The companies are also taking matters in their own hands. Last week, seven American companies that make solar panels asked the government to slap stiff duties on more than $1 billion a year of Chinese imports and accused China of dumping solar panels in the U.S. for less than the cost of manufacturing and shipping. If the companies win their case, it would mean driving up the price of solar energy in the U.S. but salvaging the domestic industry, which is worth about $6 billion a year.

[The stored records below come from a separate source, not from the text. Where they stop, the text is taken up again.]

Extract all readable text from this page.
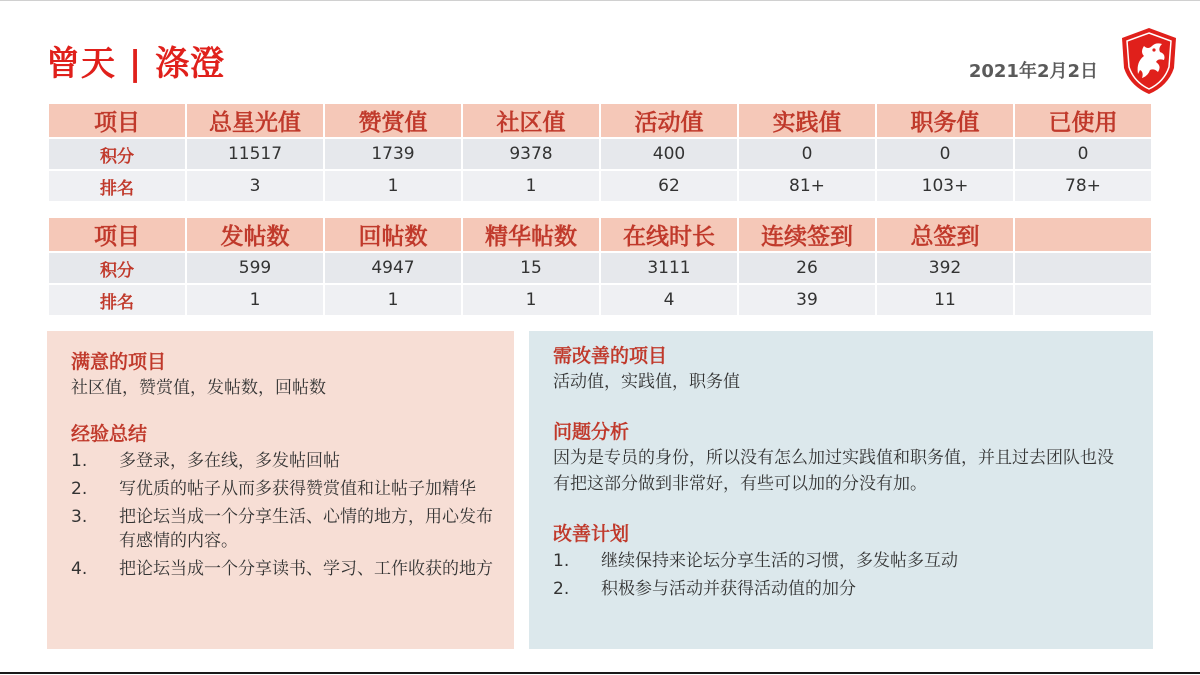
曾天 | 涤澄	2021年2月2日
项目	总星光值	赞赏值	社区值	活动值	实践值	职务值	已使用
积分	11517	1739	9378	400	0	0	0
排名	3	1	1	62	81+	103+	78+
项目	发帖数	回帖数	精华帖数	在线时长	连续签到	总签到	
积分	599	4947	15	3111	26	392	
排名	1	1	1	4	39	11	

满意的项目

社区值，赞赏值，发帖数，回帖数

经验总结

1.	多登录，多在线，多发帖回帖
2.	写优质的帖子从而多获得赞赏值和让帖子加精华
3.	把论坛当成一个分享生活、心情的地方，用心发布有感情的内容。
4.	把论坛当成一个分享读书、学习、工作收获的地方

需改善的项目

活动值，实践值，职务值

问题分析

因为是专员的身份，所以没有怎么加过实践值和职务值，并且过去团队也没有把这部分做到非常好，有些可以加的分没有加。

改善计划

1.	继续保持来论坛分享生活的习惯，多发帖多互动
2.	积极参与活动并获得活动值的加分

The U.S. is a leader in research and development for the solar industry with some $7.1 billion spent in 2009, significantly higher than the European Union and the rest of the world, especially China, says Usha Haley, professor of international business at Massey University in Auckland, New Zealand who is writing a book on Chinese subsidies. But solar is a capital intensive industry, 520 percent more expensive than coal, she says, with manufacturing requiring lots of cash. That’s an area where China has the edge politically and economically.

“In China the connection between government and business is seamless. Business is government, and government is business,” Haley says. So while the U.S. spends money supporting the intellectual development of a product, a company may have to go elsewhere to manufacture it—leading to a clear risk. “China has great copyright and patent protections, on the books, but not in implementation. China is the #1 violator of patents and copyrights worldwide.”

Evergreen’s Ehrbar says the company is focusing on making sure its signature technology isn’t stolen. “It’s not like we make T-shirts or movies, which are easy to pirate. It’s fairly easy to keep our arms around our stuff.”

But others are doubtful. The Chinese had Evergreen “account for every nut and bolt of our silicon wafer furnaces–every piece, where it’s made, and how it’s used” says former employee and IT applications developer Andrew Koenigsberg “This was Evergreen’s technological claim to fame—you can only imagine what’s going to happen to this information.”

A few years ago he took a pay cut to join Evergreen as an IT applications developer because, like many converts to renewable energy, he “really, really wanted to work in the green industry.” But he’s one of the 800 who lost his job this past spring.

“Our economic model went right out the window. And the solar industry isn’t getting … in tax breaks the way the oil companies are, so when our market was flooded with cheap panels from China there was nowhere to go but down.”

Adding insult to injury, he says, the Obama administration slapped tariffs on aluminum imported from China, which protected other U.S. industries but hurt solar, which uses aluminum in its frames. “A few months after I got laid off I got a package from the Mass Dept of Labor saying I’d be allowed extra benefits because I was a victim of foreign competition. That’s the irony.”

The White House remains eager to tout general industry successes. And despite recent setbacks, the Solar Energy Industries Association says solar is our country’s fastest growing energy sector. But Koenigsberg isn’t convinced.

“I can’t see the solar panel industry coming back in this country. The administration has paid lip service to alternative energy but done very little to get it up and going,” he says. He wanted to find a “green collar” job after Evergreen, but couldn’t. These days you can find him at a software company.